Collagen Contraction Assay with Rat Tail Collagen
ACOX3 Dysfunction as a Potential Cause of Recurrent Spontaneous Vasospasm of Internal Carotid Artery
Advanced BioMatrix Products Used:
RatCol® type I rat tail collagen (4 mg/ml) and the neutralization solution (included with the rat tail collagen kit)
How the products were used:
Our collagen was used to form 3D hydrogels that were seeded/embedded with HASMC's. The collagen hydrogels were measured every 24 hours as part of a collagen contraction assay.

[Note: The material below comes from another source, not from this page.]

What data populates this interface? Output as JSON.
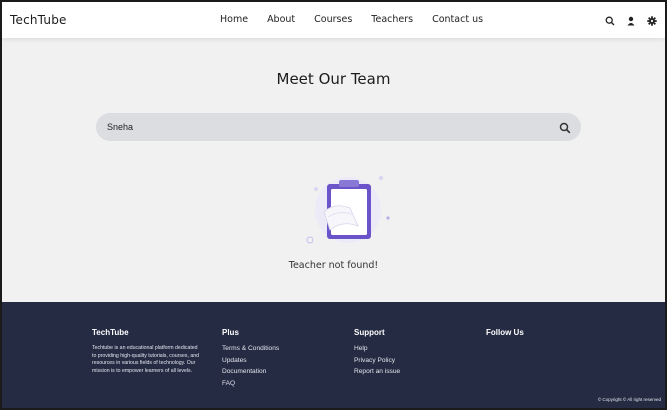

Recurrent spontaneous vasospasm of the extracranial internal carotid artery (RSV-eICA) is a rarely recognized cause of ischemic stroke in young adults. However, its pathophysiology remains largely unknown. Through whole-exome sequencing of the ACOX3 gene of two dizygotic Korean twin brothers affected by RSV-eICA, we identified two compound heterozygous missense variants c.235 T >G (p.F79 V) and c.665G>A (p.G222E). In silico analysis indicated that both variants were classified as pathogenic. In vitro ACOX3 enzyme assay indicated practically no enzyme activity in both F79 Vand G222E mutants. To determine the effect of the mutants on vasospasm, we used a collagen contraction assay on human aortic smooth muscle cells (HASMC).
Carbachol, a cholinergic agonist, induces contraction of HASMC. Knockdown of ACOX3 in HASMC, using siRNA, significantly repressed HASMC contraction triggered by carbachol. The carbachol-induced HASMC contraction was restored by transfection with plasmids encoding siRNAresistant wild-type ACOX3, but not by transfection with ACOX3 G222E or by co-transfection with ACOX3 F79Vand ACOX3 G222E, indicating that the two ACOX3 mutants suppress carbachol-induced HASMC contraction. We propose that an ACOX3 dysfunction elicits a prolonged loss of the basal aortic myogenic tone. As a result, smooth muscles of the ICA’s intermediate segment, in which the sympathetic innervation is especially rich, becomes hypersensitive to sympathomimetic stimuli (e.g., heavy exercise) leading to a recurrent vasospasm. Therefore, ACOX3 dysfunction would be a causal mechanism of RSV-eICA. For the first time, we report the possible involvement of ACOX3 in maintaining the basal myogenic tone of human arterial smooth muscle.